I ran annotald-aux hash-file on a test file (the imaginatively named TEST.psd) and got the following message:

Computing hash for TEST.psd.
This file has no version cookie; adding.
Traceback (most recent call last):
  File "/usr/local/bin/annotald-aux", line 176, in <module>
    args.func(args)
  File "/usr/local/bin/annotald-aux", line 32, in hash_file
    new_hash = annotald.util.hashTrees("\n\n".join(trees), vc)
  File "/home/diertani/.local/lib/python2.7/site-packages/annotald/util.py", line 413, in hashTrees
    text = " ".join(map(fn, trees))
  File "/home/diertani/.local/lib/python2.7/site-packages/annotald/util.py", line 403, in _getText
    l = reduce(_squashAt, l)
TypeError: reduce() of empty sequence with no initial value

I'm not seeing the hash line in the file. Did I do this wrong somehow?

Question about this part:

When annotald sees such a line in your file, it will do the checksum comparison on save. If you get a mismatched checksum error, I'd advise you to use the command line to make a manual backup copy of the file and then force save. You can then compare the two copies of the file. (Let me know if you need help with this). 
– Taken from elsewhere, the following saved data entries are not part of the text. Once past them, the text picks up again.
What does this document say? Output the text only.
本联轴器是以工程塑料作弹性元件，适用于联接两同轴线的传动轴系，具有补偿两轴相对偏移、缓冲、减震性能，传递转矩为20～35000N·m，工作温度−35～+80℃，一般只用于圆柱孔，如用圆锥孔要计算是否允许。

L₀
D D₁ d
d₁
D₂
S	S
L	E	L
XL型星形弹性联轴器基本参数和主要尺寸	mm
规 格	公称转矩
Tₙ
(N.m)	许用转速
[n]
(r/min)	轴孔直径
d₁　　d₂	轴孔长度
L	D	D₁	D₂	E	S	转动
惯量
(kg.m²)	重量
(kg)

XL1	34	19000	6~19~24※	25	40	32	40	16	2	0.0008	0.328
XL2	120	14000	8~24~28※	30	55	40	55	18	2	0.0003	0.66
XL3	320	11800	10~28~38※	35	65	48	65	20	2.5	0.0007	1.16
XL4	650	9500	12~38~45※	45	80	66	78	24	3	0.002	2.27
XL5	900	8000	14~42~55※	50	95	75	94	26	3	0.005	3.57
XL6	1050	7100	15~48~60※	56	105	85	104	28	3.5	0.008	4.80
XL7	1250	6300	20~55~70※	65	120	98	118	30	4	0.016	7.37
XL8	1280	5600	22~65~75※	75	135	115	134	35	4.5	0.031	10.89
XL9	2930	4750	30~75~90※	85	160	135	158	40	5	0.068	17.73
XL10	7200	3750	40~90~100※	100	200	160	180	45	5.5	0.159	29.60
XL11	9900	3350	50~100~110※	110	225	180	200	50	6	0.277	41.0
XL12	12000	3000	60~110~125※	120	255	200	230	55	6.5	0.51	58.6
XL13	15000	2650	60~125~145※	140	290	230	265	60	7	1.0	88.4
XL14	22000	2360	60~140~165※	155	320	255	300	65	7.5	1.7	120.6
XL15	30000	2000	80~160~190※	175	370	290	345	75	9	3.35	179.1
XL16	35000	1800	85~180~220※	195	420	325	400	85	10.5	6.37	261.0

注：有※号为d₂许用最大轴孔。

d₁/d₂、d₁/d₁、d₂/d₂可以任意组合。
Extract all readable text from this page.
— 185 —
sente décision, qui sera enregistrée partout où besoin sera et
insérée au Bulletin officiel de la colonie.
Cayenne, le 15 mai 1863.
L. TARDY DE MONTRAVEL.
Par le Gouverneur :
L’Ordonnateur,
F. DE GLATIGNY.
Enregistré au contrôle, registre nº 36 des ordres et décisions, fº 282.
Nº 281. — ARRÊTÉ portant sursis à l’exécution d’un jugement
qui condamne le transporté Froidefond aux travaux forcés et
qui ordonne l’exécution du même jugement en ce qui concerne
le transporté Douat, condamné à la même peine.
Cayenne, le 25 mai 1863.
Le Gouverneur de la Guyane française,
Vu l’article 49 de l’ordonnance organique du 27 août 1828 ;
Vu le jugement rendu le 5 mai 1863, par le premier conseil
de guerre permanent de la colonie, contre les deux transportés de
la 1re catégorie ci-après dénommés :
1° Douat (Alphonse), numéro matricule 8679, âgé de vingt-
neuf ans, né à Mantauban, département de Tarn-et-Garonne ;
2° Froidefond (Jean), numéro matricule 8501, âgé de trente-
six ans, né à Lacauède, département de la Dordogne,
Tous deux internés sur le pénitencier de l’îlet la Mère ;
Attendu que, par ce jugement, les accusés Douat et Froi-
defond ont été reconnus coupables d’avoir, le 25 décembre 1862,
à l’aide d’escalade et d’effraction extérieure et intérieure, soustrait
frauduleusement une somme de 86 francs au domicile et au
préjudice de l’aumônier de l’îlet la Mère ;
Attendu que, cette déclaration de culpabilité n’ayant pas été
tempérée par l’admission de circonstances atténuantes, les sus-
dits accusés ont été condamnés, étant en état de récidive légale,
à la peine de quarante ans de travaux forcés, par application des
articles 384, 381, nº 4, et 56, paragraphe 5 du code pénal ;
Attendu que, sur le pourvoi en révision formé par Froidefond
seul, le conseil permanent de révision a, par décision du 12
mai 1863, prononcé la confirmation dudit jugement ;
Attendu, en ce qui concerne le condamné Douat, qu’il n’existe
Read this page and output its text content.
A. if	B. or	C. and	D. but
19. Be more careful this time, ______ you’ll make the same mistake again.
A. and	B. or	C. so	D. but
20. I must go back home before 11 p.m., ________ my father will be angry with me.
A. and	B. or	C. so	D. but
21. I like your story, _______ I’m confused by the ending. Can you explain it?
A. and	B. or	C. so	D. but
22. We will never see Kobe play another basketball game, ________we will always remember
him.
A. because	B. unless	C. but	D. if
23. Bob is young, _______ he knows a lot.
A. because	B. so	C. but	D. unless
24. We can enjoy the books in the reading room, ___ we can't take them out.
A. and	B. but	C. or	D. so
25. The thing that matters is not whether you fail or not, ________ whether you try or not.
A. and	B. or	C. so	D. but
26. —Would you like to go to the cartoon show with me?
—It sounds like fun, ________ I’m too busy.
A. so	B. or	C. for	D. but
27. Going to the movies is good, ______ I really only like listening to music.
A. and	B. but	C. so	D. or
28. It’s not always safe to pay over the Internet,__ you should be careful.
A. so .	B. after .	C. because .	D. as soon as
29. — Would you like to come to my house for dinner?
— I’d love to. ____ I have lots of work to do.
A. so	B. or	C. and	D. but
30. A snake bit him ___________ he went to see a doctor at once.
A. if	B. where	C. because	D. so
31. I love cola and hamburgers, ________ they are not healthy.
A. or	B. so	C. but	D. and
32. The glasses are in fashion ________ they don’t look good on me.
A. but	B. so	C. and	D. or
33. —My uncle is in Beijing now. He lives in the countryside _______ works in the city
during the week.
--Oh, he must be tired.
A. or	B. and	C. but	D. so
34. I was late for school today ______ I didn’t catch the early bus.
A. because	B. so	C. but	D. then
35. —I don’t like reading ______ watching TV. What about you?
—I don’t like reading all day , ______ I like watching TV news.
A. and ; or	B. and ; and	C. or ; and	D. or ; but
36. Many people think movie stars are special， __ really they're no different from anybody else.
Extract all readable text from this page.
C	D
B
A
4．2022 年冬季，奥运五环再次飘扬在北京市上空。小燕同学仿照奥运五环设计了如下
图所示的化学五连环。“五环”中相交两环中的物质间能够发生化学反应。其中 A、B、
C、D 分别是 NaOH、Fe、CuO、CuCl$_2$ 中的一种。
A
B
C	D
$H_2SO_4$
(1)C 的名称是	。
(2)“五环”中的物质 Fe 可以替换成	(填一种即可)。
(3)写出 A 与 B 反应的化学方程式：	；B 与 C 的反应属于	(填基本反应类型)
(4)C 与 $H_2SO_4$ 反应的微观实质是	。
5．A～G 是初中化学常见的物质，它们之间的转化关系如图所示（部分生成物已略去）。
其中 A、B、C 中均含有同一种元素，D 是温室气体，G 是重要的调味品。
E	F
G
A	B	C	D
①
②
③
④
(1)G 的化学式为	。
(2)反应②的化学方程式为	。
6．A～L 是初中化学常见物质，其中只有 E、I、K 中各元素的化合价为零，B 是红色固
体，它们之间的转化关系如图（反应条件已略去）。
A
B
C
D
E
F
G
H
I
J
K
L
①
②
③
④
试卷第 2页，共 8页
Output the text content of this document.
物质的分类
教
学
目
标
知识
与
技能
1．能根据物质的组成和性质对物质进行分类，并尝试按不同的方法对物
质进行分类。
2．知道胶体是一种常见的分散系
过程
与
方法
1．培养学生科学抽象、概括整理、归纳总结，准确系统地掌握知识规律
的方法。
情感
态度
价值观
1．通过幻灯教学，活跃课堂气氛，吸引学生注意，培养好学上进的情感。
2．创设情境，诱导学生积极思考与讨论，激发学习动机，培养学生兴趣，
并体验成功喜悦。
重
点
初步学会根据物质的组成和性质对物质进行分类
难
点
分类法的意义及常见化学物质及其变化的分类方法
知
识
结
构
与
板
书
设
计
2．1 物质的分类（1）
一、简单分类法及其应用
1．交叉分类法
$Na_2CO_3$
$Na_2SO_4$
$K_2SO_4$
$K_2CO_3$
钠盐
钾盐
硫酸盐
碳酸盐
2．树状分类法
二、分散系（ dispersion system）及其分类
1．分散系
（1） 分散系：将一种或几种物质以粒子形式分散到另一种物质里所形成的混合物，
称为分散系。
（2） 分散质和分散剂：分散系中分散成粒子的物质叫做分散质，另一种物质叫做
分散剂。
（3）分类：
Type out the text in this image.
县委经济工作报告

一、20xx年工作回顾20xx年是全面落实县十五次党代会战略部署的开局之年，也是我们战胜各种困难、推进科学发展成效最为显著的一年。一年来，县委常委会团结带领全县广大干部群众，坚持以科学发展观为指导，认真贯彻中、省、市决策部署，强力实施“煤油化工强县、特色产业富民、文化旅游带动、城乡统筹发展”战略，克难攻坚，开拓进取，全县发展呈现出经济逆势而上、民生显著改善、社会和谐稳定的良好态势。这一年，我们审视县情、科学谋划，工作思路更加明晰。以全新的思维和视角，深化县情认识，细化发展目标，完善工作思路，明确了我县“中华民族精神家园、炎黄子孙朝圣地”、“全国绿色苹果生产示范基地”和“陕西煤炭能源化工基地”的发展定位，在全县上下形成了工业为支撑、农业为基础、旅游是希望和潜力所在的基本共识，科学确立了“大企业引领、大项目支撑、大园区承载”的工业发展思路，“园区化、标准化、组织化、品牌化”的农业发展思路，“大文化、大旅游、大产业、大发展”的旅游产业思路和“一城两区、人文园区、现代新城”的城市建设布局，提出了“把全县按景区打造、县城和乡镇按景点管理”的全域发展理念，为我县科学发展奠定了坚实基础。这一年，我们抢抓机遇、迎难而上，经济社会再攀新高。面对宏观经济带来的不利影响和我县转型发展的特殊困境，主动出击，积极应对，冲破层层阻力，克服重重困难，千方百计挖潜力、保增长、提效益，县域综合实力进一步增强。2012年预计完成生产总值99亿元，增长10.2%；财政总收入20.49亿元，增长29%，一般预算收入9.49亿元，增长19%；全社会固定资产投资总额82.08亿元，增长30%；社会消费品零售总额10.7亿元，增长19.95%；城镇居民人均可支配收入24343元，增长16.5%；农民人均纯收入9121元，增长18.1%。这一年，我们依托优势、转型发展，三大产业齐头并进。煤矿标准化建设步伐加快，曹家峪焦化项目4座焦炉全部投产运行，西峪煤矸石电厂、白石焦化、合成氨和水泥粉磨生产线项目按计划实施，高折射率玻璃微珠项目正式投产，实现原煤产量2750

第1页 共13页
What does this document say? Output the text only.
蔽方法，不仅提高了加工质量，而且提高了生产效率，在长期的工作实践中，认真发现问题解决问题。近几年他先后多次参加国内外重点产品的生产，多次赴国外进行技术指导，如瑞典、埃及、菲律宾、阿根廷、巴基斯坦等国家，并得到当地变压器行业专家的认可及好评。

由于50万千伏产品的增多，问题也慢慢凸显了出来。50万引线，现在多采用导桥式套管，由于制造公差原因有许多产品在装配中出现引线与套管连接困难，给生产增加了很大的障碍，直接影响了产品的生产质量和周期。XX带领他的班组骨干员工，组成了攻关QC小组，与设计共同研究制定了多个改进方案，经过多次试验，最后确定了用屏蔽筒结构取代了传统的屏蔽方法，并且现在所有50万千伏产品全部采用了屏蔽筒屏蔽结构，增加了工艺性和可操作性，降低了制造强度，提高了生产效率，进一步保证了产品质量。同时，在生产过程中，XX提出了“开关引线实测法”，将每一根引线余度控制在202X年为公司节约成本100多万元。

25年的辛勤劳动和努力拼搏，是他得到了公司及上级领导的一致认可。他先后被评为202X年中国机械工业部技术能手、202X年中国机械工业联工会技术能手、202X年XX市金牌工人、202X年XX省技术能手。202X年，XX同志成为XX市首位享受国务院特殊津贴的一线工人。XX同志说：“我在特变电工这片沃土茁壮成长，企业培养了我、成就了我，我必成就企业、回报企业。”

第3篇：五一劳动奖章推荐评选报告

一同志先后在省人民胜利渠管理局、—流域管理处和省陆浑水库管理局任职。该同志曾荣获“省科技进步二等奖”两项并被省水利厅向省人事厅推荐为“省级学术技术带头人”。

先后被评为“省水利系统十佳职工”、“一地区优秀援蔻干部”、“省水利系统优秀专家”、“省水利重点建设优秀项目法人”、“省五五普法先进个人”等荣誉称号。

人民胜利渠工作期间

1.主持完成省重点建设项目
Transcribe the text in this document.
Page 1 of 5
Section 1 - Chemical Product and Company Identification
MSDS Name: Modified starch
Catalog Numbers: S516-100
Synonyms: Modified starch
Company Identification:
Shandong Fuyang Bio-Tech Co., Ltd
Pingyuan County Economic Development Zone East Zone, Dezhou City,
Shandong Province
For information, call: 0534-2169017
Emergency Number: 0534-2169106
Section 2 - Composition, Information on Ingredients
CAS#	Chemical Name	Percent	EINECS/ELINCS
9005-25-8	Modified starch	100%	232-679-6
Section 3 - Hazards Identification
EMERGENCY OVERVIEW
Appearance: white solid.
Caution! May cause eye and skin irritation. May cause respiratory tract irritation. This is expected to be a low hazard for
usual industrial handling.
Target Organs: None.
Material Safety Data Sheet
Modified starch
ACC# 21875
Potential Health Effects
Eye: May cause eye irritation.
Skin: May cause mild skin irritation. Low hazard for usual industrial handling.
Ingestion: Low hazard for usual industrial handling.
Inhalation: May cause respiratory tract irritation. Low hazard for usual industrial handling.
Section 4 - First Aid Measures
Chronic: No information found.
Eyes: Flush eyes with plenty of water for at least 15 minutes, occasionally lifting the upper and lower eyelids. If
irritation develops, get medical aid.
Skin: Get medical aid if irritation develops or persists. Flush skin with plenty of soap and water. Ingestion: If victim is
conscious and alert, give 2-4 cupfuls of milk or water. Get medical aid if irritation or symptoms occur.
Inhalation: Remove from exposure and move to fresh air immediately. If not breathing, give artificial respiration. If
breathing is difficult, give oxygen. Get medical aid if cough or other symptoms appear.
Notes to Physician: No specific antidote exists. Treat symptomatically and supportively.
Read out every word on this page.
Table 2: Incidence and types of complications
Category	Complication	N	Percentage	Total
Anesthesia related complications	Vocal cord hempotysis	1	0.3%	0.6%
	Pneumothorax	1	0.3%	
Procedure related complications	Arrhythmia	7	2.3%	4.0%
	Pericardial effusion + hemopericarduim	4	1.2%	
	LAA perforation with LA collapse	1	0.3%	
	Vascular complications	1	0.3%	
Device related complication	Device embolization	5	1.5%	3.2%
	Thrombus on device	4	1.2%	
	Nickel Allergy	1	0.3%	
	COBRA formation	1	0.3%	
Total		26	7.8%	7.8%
I don't usually see the command line when I have annotald open and running (until I've exited the programme) because the terminal is full of annotald. Is the only way to make a backup copy to log in on a separate session?

aecay commented 9 years ago

Addressing your second comment: Indeed, there's a bug that causes the error you see. I don't want to bother Vince for another update of annotald so soon, so you'll have to use my copy of annotald-aux:

~ecay/.local/bin/annotald-aux hash-file foo.psd

As for your second question, yes you would have to open a second ssh connection (no tunnel needed) to make the backup copy.

I thought I had really fixed the undo bug...I'll take another look at it later this afternoon.